Enfin, près de 200 éléments lapidaires provenant de l’ancien prieuré de l’Artige ont fait l’objet d’un inventaire accompagné de dessins et de photographies. Leur étude a notamment permis de proposer une restitution de la galerie du cloître.
Julien DENIS
2004
Les sondages réalisés en 2003 avaient révélé que l’église n’était pas un simple édifice quadrangulaire au chevet plat, mais une église pourvue d’une abside et de deux chapelles latérales. Par ailleurs, un sondage réalisé dans la chapelle nord avait permis de découvrir un pavement en carreaux de terre cuite décorés à une faible profondeur. Dans le cadre des travaux de restauration de l’église, l’Architecte en Chef des Monuments Historiques a ainsi souhaité que ces nouveaux vestiges puissent être mis en valeur : la campagne 2004 a donc porté sur quatre secteurs : le chevet de l’église, la chapelle nord, la chapelle sud, et les abords du mur gouttereau nord.
L’abside circulaire de l’église a été dégagée sur toute sa superficie. Extrêmement arasé, le mur, large de 2 m, ne subsiste plus qu’à hauteur des fondations. Le sol intérieur a entièrement disparu. Par contre, plusieurs autres maçonneries accolées au chevet révèlent la présence d’au moins un bâtiment inédit dans ce secteur. Dans la chapelle nord, la fouille a permis de dégager les vestiges d’un pavement en carreaux décorés qui a ensuite été déposé pour restauration. Ce pavement était composé à l’origine de deux panneaux intégrant des carreaux glaçurés monochromes et des carreaux estampés bicolores ornés de motifs figuratifs (rosaces, quatrefeuilles, aigles bicéphales, oiseaux…). Sa réalisation est antérieure à 1347, mais ne correspond pas au sol d’origine de la chapelle.

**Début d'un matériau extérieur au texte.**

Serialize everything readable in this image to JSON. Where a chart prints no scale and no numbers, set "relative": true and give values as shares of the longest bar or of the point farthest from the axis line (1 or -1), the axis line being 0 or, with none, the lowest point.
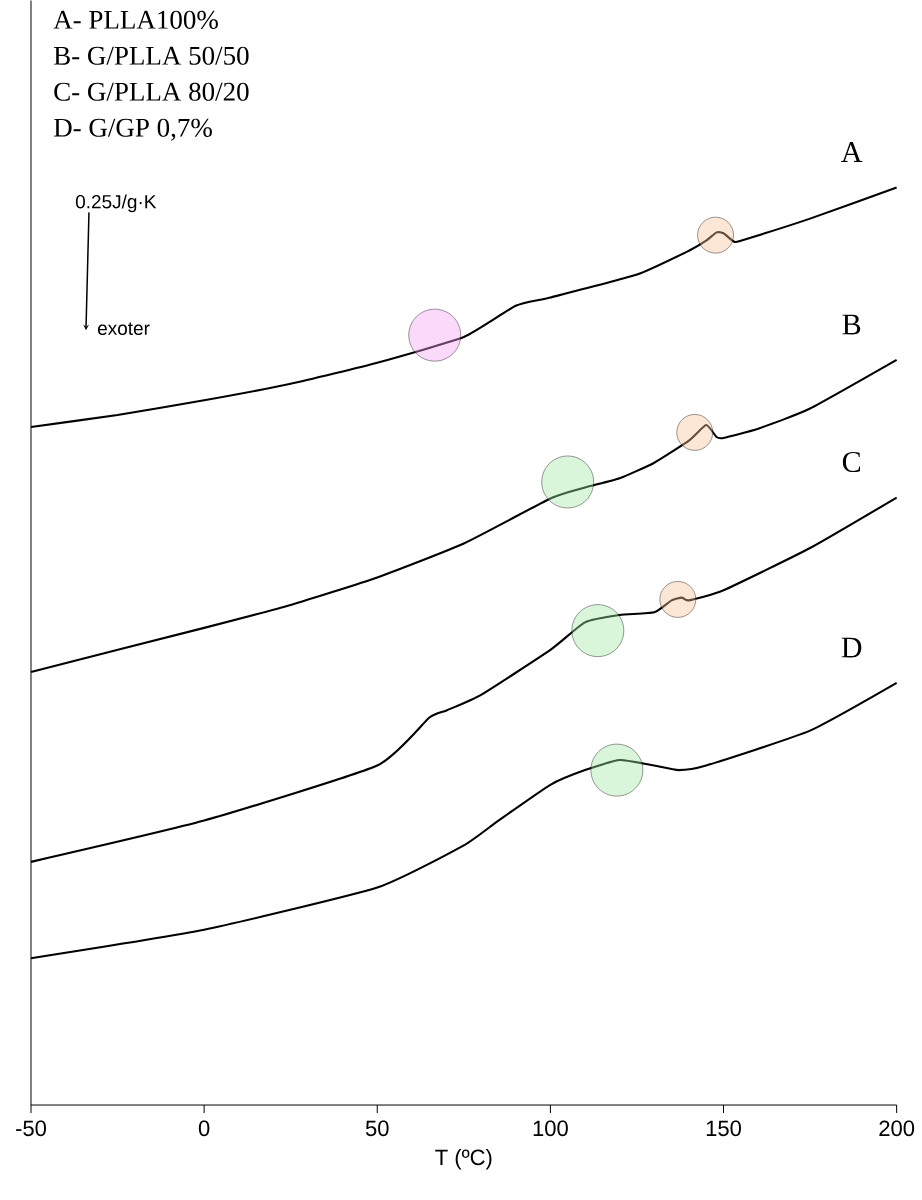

Dans la chapelle sud, deux sépultures (déjà fouillées à la fin du XIXe siècle ou au début du XXe) ont été dégagées, en même temps qu’un lambeau du pavement de la chapelle. Apparenté à celui de la chapelle nord, il avait presque intégralement disparu. Dans les murs nord et sud de la chapelle, des enfeus surmontaient des pourrissoirs creusés dans le substrat. Un troisième pourrissoir a également été identifié au pied de l’enfeu nord. Avec le pourrissoir découvert en 2002, cela porte désormais à quatre le nombre de structures de ce type sur un espace somme toute assez restreint.
Enfin, le long du mur gouttereau nord, la réalisation d’un sondage perpendiculaire à l’église a confirmé l’hypothèse de la présence d’une galerie couverte, identique à la galerie du cloître bordant le côté sud de l’église. Cette galerie, qui n’est pas conservée de manière homogène, a accueilli un nombre conséquent de sépultures, dont beaucoup conservent encore leur pierre tombale. La fouille de l’intégralité de la galerie est prévue lors de la campagne 2006.